On December 16, 2016, the Japanese and Russian governments signed a memorandum concerning bilateral cooperation in the nuclear industry field, including the resolution of the Fukushima Daiichi NPP accident aftermath and the management of radioactive wastes. To accelerate business cooperation between companies of the two nations, the memorandum states: “In case of any barriers, they will be removed.”
On December 16, 2016, the Nuclear Waste Management Organization of Japan (NUMO) and Germany’s DBE Technology GmbH, signed an agreement of cooperation concerning the geological disposal of radioactive wastes. NUMO is an organization specializing in the disposal of high-level radioactive wastes and wastes with high energy beta and gamma rays, while DBE is a waste disposal facility construction and management company. The two organizations plan to exchange information and human resources in a wide range of fields, including disposal site selection.
On December 26, 2016, Shikoku Electric Power applied to the Nuclear Regulatory Commission for approval for its Ikata Nuclear Power Station Unit No. 1 (PWR, 566 MW) decommissioning plan. The decommissioning process is scheduled to take 40 years and cost 40 billion yen, and the resulting amount of low-level radioactive wastes is expected to be 3,060 tons.
On December 16, 2016, the Ministry of Health, Labor and Welfare announced that it had found that a TEPCO employee who developed thyroid cancer is eligible for work compensation. The employee is a male in his forties. He worked at multiple TEPCO nuclear power plants between 1992 and 2012, and was diagnosed with thyroid cancer in April 2014. His total whole-body dose accumulation is 150 mSv, of which 140 mSv is the dose after the Fukushima Daiichi accident of March 2011. About 40 mSv is internal exposure. The employee was working outdoors in the Fukushima Daiichi premises when the reactor buildings of Units 1 and 3 suffered hydrogen explosions.

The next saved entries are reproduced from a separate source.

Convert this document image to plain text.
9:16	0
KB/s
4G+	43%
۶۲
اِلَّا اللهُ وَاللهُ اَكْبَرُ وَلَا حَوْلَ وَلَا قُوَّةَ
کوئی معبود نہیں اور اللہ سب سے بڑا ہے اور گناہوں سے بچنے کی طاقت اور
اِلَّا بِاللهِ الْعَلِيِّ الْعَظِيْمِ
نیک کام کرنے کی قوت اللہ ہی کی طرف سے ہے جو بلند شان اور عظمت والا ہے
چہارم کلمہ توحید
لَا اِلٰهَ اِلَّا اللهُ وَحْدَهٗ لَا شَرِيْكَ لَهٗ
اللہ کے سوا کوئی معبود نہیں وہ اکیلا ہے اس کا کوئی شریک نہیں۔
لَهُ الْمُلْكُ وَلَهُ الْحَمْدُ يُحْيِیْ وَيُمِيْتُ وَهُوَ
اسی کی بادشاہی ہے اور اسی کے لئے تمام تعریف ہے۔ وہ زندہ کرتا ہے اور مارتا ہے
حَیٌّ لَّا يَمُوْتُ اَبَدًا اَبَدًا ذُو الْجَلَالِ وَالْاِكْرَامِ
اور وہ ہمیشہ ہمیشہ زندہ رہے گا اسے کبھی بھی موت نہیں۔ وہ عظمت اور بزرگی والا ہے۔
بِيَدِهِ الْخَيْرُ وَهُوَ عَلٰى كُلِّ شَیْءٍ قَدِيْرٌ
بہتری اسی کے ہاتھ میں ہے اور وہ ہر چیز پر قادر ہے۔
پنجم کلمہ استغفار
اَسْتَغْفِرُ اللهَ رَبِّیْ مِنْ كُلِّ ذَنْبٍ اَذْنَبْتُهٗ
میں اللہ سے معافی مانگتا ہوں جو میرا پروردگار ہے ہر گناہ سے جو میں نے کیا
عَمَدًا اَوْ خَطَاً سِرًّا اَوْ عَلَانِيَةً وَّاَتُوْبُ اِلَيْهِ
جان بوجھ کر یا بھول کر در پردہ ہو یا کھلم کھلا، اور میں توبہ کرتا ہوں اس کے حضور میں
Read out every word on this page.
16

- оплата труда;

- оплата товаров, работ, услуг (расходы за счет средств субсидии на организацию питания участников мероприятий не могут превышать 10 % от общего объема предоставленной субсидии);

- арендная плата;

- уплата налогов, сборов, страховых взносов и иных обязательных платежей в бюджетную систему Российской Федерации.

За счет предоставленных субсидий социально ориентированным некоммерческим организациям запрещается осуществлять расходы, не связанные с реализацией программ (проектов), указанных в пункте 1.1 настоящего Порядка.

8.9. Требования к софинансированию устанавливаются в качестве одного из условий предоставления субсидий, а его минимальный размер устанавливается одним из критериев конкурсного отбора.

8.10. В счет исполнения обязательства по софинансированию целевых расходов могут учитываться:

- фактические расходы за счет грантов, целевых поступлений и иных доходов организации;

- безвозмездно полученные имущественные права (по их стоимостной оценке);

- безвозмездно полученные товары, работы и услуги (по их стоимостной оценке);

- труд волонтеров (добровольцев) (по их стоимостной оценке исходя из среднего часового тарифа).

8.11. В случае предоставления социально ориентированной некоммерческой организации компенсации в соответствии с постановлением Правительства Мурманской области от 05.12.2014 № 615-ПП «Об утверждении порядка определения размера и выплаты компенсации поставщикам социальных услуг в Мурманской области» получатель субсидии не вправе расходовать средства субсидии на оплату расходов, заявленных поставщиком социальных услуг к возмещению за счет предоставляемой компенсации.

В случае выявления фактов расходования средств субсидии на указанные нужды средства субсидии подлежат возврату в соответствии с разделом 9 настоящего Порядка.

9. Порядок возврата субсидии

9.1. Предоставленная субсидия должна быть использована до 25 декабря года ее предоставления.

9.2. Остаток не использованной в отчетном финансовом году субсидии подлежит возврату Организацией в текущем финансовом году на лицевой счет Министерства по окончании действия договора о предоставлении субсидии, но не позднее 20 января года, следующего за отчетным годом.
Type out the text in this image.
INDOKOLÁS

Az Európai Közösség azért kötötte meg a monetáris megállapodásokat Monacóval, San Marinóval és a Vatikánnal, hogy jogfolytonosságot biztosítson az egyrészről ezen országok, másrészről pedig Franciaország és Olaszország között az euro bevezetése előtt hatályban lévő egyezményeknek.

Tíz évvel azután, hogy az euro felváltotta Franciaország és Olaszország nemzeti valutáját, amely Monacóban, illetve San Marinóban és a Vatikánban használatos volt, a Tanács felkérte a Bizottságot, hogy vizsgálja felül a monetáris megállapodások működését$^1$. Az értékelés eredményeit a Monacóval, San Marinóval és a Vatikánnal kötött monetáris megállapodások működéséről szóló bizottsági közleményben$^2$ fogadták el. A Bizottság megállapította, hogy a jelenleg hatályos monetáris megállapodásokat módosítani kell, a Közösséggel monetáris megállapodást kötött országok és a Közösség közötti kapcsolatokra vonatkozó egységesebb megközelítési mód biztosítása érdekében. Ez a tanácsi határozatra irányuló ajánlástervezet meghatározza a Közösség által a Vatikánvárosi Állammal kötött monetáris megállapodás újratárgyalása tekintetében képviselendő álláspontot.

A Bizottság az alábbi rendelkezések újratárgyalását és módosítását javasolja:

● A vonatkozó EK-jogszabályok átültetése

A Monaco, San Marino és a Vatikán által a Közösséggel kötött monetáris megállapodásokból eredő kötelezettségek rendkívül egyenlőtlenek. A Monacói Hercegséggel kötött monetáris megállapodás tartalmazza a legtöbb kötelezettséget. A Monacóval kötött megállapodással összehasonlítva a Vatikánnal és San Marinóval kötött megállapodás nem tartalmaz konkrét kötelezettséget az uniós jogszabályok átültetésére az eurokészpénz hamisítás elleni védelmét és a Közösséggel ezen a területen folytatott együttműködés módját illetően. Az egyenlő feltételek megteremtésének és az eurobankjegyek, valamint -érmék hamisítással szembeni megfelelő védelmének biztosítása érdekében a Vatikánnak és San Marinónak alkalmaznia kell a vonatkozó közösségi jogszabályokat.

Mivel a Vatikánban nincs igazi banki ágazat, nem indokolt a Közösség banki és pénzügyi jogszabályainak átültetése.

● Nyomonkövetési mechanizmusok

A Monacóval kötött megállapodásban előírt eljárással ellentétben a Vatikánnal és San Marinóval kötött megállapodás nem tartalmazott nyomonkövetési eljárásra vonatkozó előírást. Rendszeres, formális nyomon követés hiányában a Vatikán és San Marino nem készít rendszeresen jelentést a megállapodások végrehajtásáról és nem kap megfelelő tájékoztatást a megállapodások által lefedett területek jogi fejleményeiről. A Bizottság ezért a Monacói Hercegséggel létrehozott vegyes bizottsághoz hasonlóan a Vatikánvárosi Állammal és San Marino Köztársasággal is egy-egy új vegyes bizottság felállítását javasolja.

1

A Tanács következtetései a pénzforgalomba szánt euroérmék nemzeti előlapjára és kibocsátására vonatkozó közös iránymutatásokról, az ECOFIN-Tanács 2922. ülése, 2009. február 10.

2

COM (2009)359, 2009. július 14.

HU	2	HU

This is the third case in which a worker has been found eligible for compensation since the Fukushima Daiichi accident. The employee in this article is the first person found eligible as a thyroid cancer patient in which the years before the March 11 accident are included. (In the two other cases, the workers contracted leukemia). The Ministry has for the first time published the criteria for work compensation for thyroid cancer, which is over 100 mSv as accumulated whole-body dose. The dose criterion is the same as that used for lung cancer and stomach cancer, but according to the Ministry, when internal exposure is intense locally near the thyroid, the case will be examined separately.
On December 16, 2016, Mitsubishi Heavy Industries issued a release stating that it had made an investment proposal to Areva SA concerning the Areva holding company and New Co, an Areva subsidiary specializing in the nuclear fuel cycle. On the same day, Japan Nuclear Fuel Limited announced that it is also examining similar investment.
MHI plans to invest in Areva NP, a nuclear power generating company whose business performance is deteriorating rapidly.